Com esse mapa da região amazônica no Brasil e na Bolívia, podemos perceber as áreas de calor. Essas áreas de maior calor é onde há maior desmatamento. Embora não tenha conseguido mais dados da Bolívia, o que quis entender com esse mapa é que as dinâmicas territoriais não têm fronteiras, não têm limite. Podemos perceber uma linha divisória do Rio Mamoré, mas não é limite, pelo contrário, ele é um fluxo. Estradas e rios aí são fluxos, e o agronegócio, a pecuária, têm subido de um lado e de outro.
Assim, o agronegócio vai fazendo um trançado territorial, vai fazer nossa diplomacia empresarial enquanto não temos a diplomacia dos povos e a integração regional dos nossos países. As integrações econômicas vão sendo feitas e essa região aí da América do Sul é prova disso. Os próprios capitais vão fazendo suas pequenas ramificações que, olhando como um todo, nessa ideia de olhar de forma simultânea, percebe-se que é uma estratégia consolidada. São os agro-minero-elétrico-estratégicos, uma junção de estratégias multissetoriais e que usa um território intensivamente.
No mapa, essa área vermelha e cinza no lado brasileiro são as partes consolidadas do desmatamento já realizado até 2008. As zonas em vermelho e rosa são as mais recentes, até 2020. Observe que apenas pela periodização eu sei para onde está indo essa fronteira. Mesmo que não tivesse um satélite 24 horas me escancarando para onde estão indo as maiores devastações nos campos, já se sabe que tem uma articulação empresarial, não é individual, não é o camponês limpando o pasto e a devastação não foi um acidente. São grandes perímetros e se sabe exatamente em que propriedades estão acontecendo.
Isso também é possível ver em termos sub-regionais. Nesse próximo mapa, podemos ver que tem uma "pedra no meio do caminho".
Reprodução da apresentação do professor.
É esse corredor de conservação, que é o Vale do Guaporé, onde temos os Uru-eu-uau-uaus, e, lá em cima, temos um pedacinho no meio do vermelho, cercado. É um último naco onde tudo era unidade de conservação, era terra indígena. Esse é o corredor da BR 364, chegando em Porto Velho. Veja o que virou (a área em vermelho mais consolidada). Veja que vai subindo lá para o norte, se vai para do Acre, Amazonas. Em rosa, no lado direito, são as últimas áreas desmatadas. Assim, percebemos para onde vai e como vai essa dinâmica. O que precisa ser feito? Aumentar o controle, fiscalização.

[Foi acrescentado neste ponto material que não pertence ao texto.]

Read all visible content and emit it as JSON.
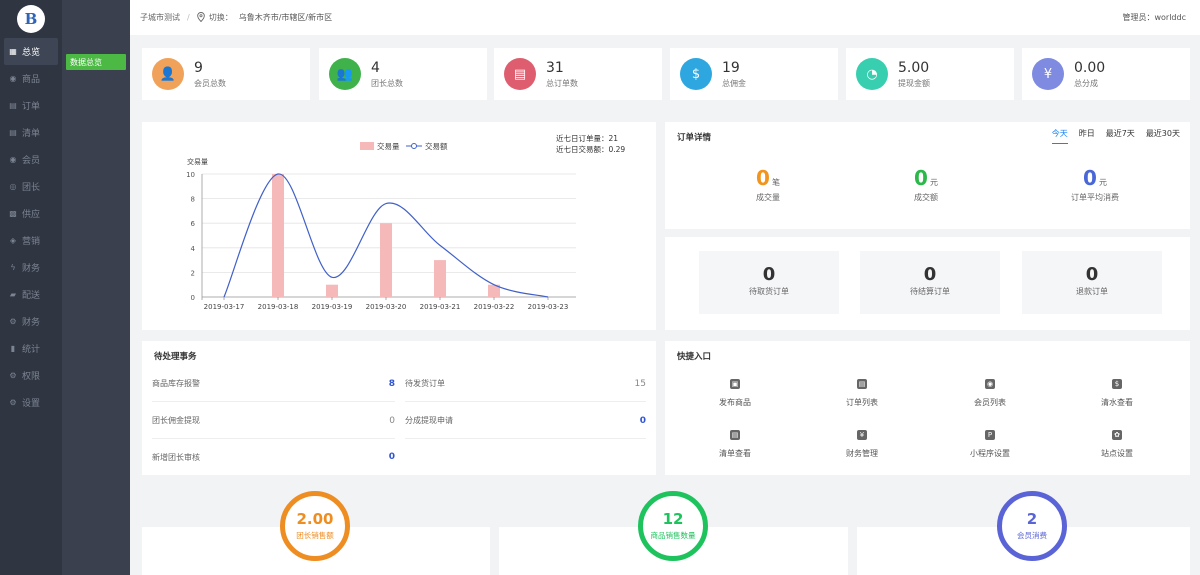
{
  "logo": {
    "letter": "B"
  },
  "sidebar": {
    "items": [
      {
        "label": "总览",
        "icon": "grid-icon",
        "glyph": "▦",
        "active": true
      },
      {
        "label": "商品",
        "icon": "box-icon",
        "glyph": "◉"
      },
      {
        "label": "订单",
        "icon": "document-icon",
        "glyph": "▤"
      },
      {
        "label": "清单",
        "icon": "list-icon",
        "glyph": "▤"
      },
      {
        "label": "会员",
        "icon": "user-icon",
        "glyph": "◉"
      },
      {
        "label": "团长",
        "icon": "group-icon",
        "glyph": "◎"
      },
      {
        "label": "供应",
        "icon": "truck-icon",
        "glyph": "▩"
      },
      {
        "label": "营销",
        "icon": "megaphone-icon",
        "glyph": "◈"
      },
      {
        "label": "财务",
        "icon": "lightning-icon",
        "glyph": "ϟ"
      },
      {
        "label": "配送",
        "icon": "delivery-icon",
        "glyph": "▰"
      },
      {
        "label": "财务",
        "icon": "wallet-icon",
        "glyph": "⚙"
      },
      {
        "label": "统计",
        "icon": "chart-icon",
        "glyph": "▮"
      },
      {
        "label": "权限",
        "icon": "key-icon",
        "glyph": "⚙"
      },
      {
        "label": "设置",
        "icon": "settings-icon",
        "glyph": "⚙"
      }
    ]
  },
  "subnav": {
    "active": "数据总览"
  },
  "topbar": {
    "breadcrumb": "子城市测试",
    "separator": "/",
    "switch_label": "切换：",
    "location": "乌鲁木齐市/市辖区/新市区",
    "admin_label": "管理员：",
    "admin_name": "worlddc"
  },
  "stats": [
    {
      "value": "9",
      "label": "会员总数",
      "color": "#f0a25a",
      "icon": "member-icon",
      "glyph": "👤"
    },
    {
      "value": "4",
      "label": "团长总数",
      "color": "#3fb24c",
      "icon": "leader-icon",
      "glyph": "👥"
    },
    {
      "value": "31",
      "label": "总订单数",
      "color": "#de5e6f",
      "icon": "order-icon",
      "glyph": "▤"
    },
    {
      "value": "19",
      "label": "总佣金",
      "color": "#2ea7e0",
      "icon": "moneybag-icon",
      "glyph": "$"
    },
    {
      "value": "5.00",
      "label": "提现金额",
      "color": "#38cfb0",
      "icon": "pie-icon",
      "glyph": "◔"
    },
    {
      "value": "0.00",
      "label": "总分成",
      "color": "#7e8be0",
      "icon": "shield-yen-icon",
      "glyph": "¥"
    }
  ],
  "chart_data": {
    "type": "bar",
    "categories": [
      "2019-03-17",
      "2019-03-18",
      "2019-03-19",
      "2019-03-20",
      "2019-03-21",
      "2019-03-22",
      "2019-03-23"
    ],
    "series": [
      {
        "name": "交易量",
        "type": "bar",
        "color": "#f6b9b9",
        "values": [
          0,
          10,
          1,
          6,
          3,
          1,
          0
        ]
      },
      {
        "name": "交易额",
        "type": "line",
        "color": "#4060c8",
        "values": [
          0,
          10,
          1.6,
          7.6,
          4.2,
          1.0,
          0
        ]
      }
    ],
    "ylabel": "交易量",
    "ylim": [
      0,
      10
    ],
    "yticks": [
      0,
      2,
      4,
      6,
      8,
      10
    ],
    "grid": true,
    "legend": "top-center",
    "summary": [
      {
        "label": "近七日订单量：",
        "value": "21"
      },
      {
        "label": "近七日交易额：",
        "value": "0.29"
      }
    ]
  },
  "order_detail": {
    "title": "订单详情",
    "tabs": [
      "今天",
      "昨日",
      "最近7天",
      "最近30天"
    ],
    "active_tab": "今天",
    "metrics": [
      {
        "value": "0",
        "unit": "笔",
        "label": "成交量",
        "color": "#f0951f"
      },
      {
        "value": "0",
        "unit": "元",
        "label": "成交额",
        "color": "#2cb84a"
      },
      {
        "value": "0",
        "unit": "元",
        "label": "订单平均消费",
        "color": "#4a67d8"
      }
    ]
  },
  "pending_orders": [
    {
      "value": "0",
      "label": "待取货订单"
    },
    {
      "value": "0",
      "label": "待结算订单"
    },
    {
      "value": "0",
      "label": "退款订单"
    }
  ],
  "todo": {
    "title": "待处理事务",
    "rows": [
      {
        "label": "商品库存报警",
        "value": "8",
        "style": "blue"
      },
      {
        "label": "待发货订单",
        "value": "15",
        "style": "grey"
      },
      {
        "label": "团长佣金提现",
        "value": "0",
        "style": "grey"
      },
      {
        "label": "分成提现申请",
        "value": "0",
        "style": "blue"
      },
      {
        "label": "新增团长审核",
        "value": "0",
        "style": "blue"
      }
    ]
  },
  "quick": {
    "title": "快捷入口",
    "items": [
      {
        "label": "发布商品",
        "icon": "publish-icon",
        "glyph": "▣"
      },
      {
        "label": "订单列表",
        "icon": "order-list-icon",
        "glyph": "▤"
      },
      {
        "label": "会员列表",
        "icon": "member-list-icon",
        "glyph": "◉"
      },
      {
        "label": "清水查看",
        "icon": "moneybag-icon",
        "glyph": "$"
      },
      {
        "label": "清单查看",
        "icon": "checklist-icon",
        "glyph": "▤"
      },
      {
        "label": "财务管理",
        "icon": "yen-icon",
        "glyph": "¥"
      },
      {
        "label": "小程序设置",
        "icon": "miniapp-icon",
        "glyph": "P"
      },
      {
        "label": "站点设置",
        "icon": "site-settings-icon",
        "glyph": "✿"
      }
    ]
  },
  "rings": [
    {
      "value": "2.00",
      "label": "团长销售额",
      "color": "#ee8d22"
    },
    {
      "value": "12",
      "label": "商品销售数量",
      "color": "#1fc35e"
    },
    {
      "value": "2",
      "label": "会员消费",
      "color": "#5a64d6"
    }
  ]
}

Agora, o que está em questão é se essa transição vai ocorrer para além do nível federal. A Amazônia não vai ter uma jurisprudência federal e internacional? Cada vez que se recorta a área de jurisprudência, em termos de licenciamento, pior fica. Isso porque, por exemplo, o prefeito – se passarmos pela escala municipal – é facilmente incorporado nesses jogos de poder gigantescos das grandes empresas. O que pode esse prefeito se não se juntar a um bloco ou outro?
Se forem descentralizadas essas funções de governança territorial, cai nas grandes monopolizadoras, empresas de comoditização dos territórios. Assim, elas passam a gerir, ou se autogerir a se autolicenciar. Por isso, é fundamental que haja uma interferência federal, que seja representativa do que seria a nação brasileira multiétnica, e que possamos encontrar caminhos para sair dos impasses.
São vários impasses aqui na Amazônia. E é preciso, antes de fazer qualquer conferência internacional, fazer a conferência ou um grande encontro com os povos para que possamos pensar essa passagem, essa transição.
Gostaria de terminar com esse mapa, que é dos grandes projetos.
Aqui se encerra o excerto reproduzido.